The two of us have worked to make We Walk PHL a success from the beginning. We have seen firsthand how the program helps members of Philadelphia’s Black and brown communities learn from each other, enabling the difficult but necessary conversations about the all-too-common personal experiences of place-based trauma in parks and public spaces. Participants have organized listening sessions on environmental and social justice, being safe in nature, and the value of occupying space, remaining open to new experiences, and establishing new relationships in the community.

Black and brown people walking together in Philadelphia’s green spaces has also led to new stewardship of public spaces. Many participants are finding new passions for outdoor hobbies like birding, plant identification, and nature walks, or simply discovering a newfound reverence for nature. Participants and walk leaders have volunteered to plant trees, weed garden beds, and clean up trash. Many others are developing new leadership skills, becoming advocates for more than just their walking group, but also for better walking infrastructure, more green spaces and public safety. One of the walk leaders from Philadelphia’s Clark Park is a vocal advocate for repairing the park’s broken sidewalks. After he testified at City Hall and wrote letters on the subject, many of these sidewalks have been fixed.

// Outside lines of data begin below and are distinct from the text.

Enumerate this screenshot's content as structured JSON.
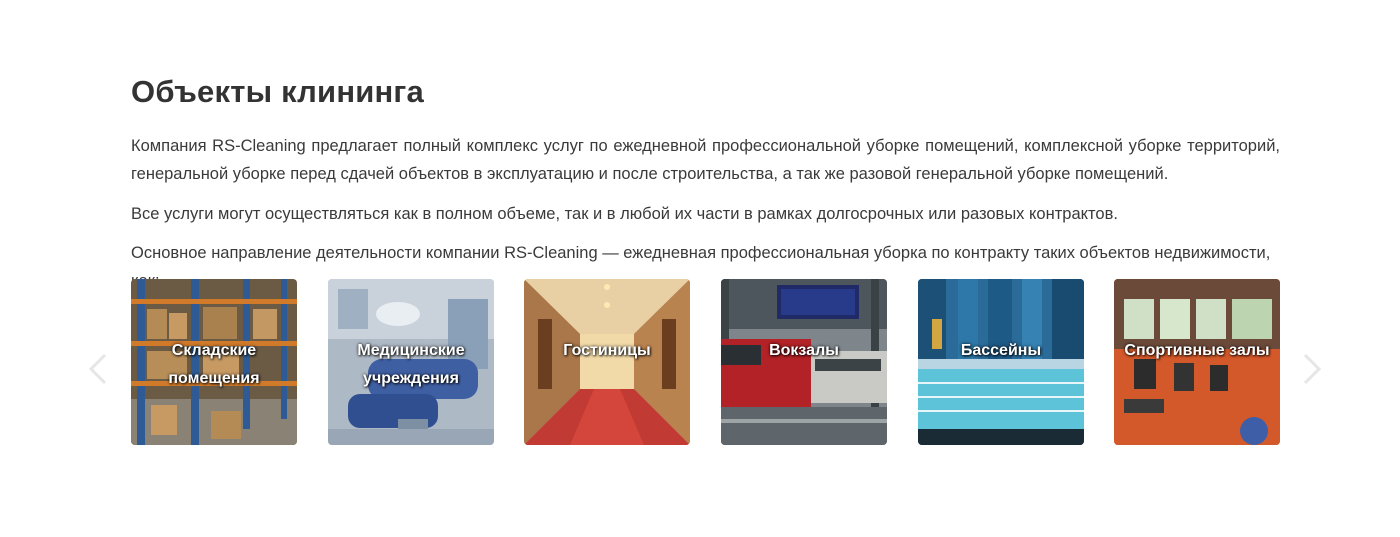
{
  "section": {
    "title": "Объекты клининга",
    "paragraphs": [
      "Компания RS-Cleaning предлагает полный комплекс услуг по ежедневной профессиональной уборке помещений, комплексной уборке территорий, генеральной уборке перед сдачей объектов в эксплуатацию и после строительства, а так же разовой генеральной уборке помещений.",
      "Все услуги могут осуществляться как в полном объеме, так и в любой их части в рамках долгосрочных или разовых контрактов.",
      "Основное направление деятельности компании RS-Cleaning — ежедневная профессиональная уборка по контракту таких объектов недвижимости, как:"
    ]
  },
  "carousel": {
    "items": [
      {
        "label": "Складские помещения"
      },
      {
        "label": "Медицинские учреждения"
      },
      {
        "label": "Гостиницы"
      },
      {
        "label": "Вокзалы"
      },
      {
        "label": "Бассейны"
      },
      {
        "label": "Спортивные залы"
      }
    ]
  },
  "icons": {
    "prev": "chevron-left-icon",
    "next": "chevron-right-icon"
  }
}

We Walk PHL has brought people together for the past five years, despite all kinds of obstacles. “My relationship with the various parks has rejuvenated my love for the outdoors, a feeling I had growing up as a Cub Scout and Boy Scout,” Phillip, a walk leader from Hunting Park, says. For Phillip, the parks give him a sense of “peace, beauty, and tranquility.”

We have seen firsthand the healing that happens in community green spaces. Our goal: to inspire Philadelphians whose well-being has been neglected to actively practice self-care, to advocate for investment in their communities, and to connect with each other.

On paper, the goal of We Walk PHL is to inspire consistent physical activity in green spaces, but the benefits of walking together have proven to be much bigger. With the desperate need for healing in communities all across our country, as simple as it may seem, a weekly walking group in the park down the street may just be a place to start.

Kelli McIntyre and Nicole Seahorn Hameen worked on building the We Walk PHL program from its inception in 2017 through December 2021.

Kelli McIntyre is a planner at Thrivance Group and the former Health Justice and Livability Projects Manager at the Philadelphia Department of Public Health.

Nicole Seahorn Hameen was a We Walk PHL walk leader and is now the Community Program Coordinator at the Fairmount Park Conservancy.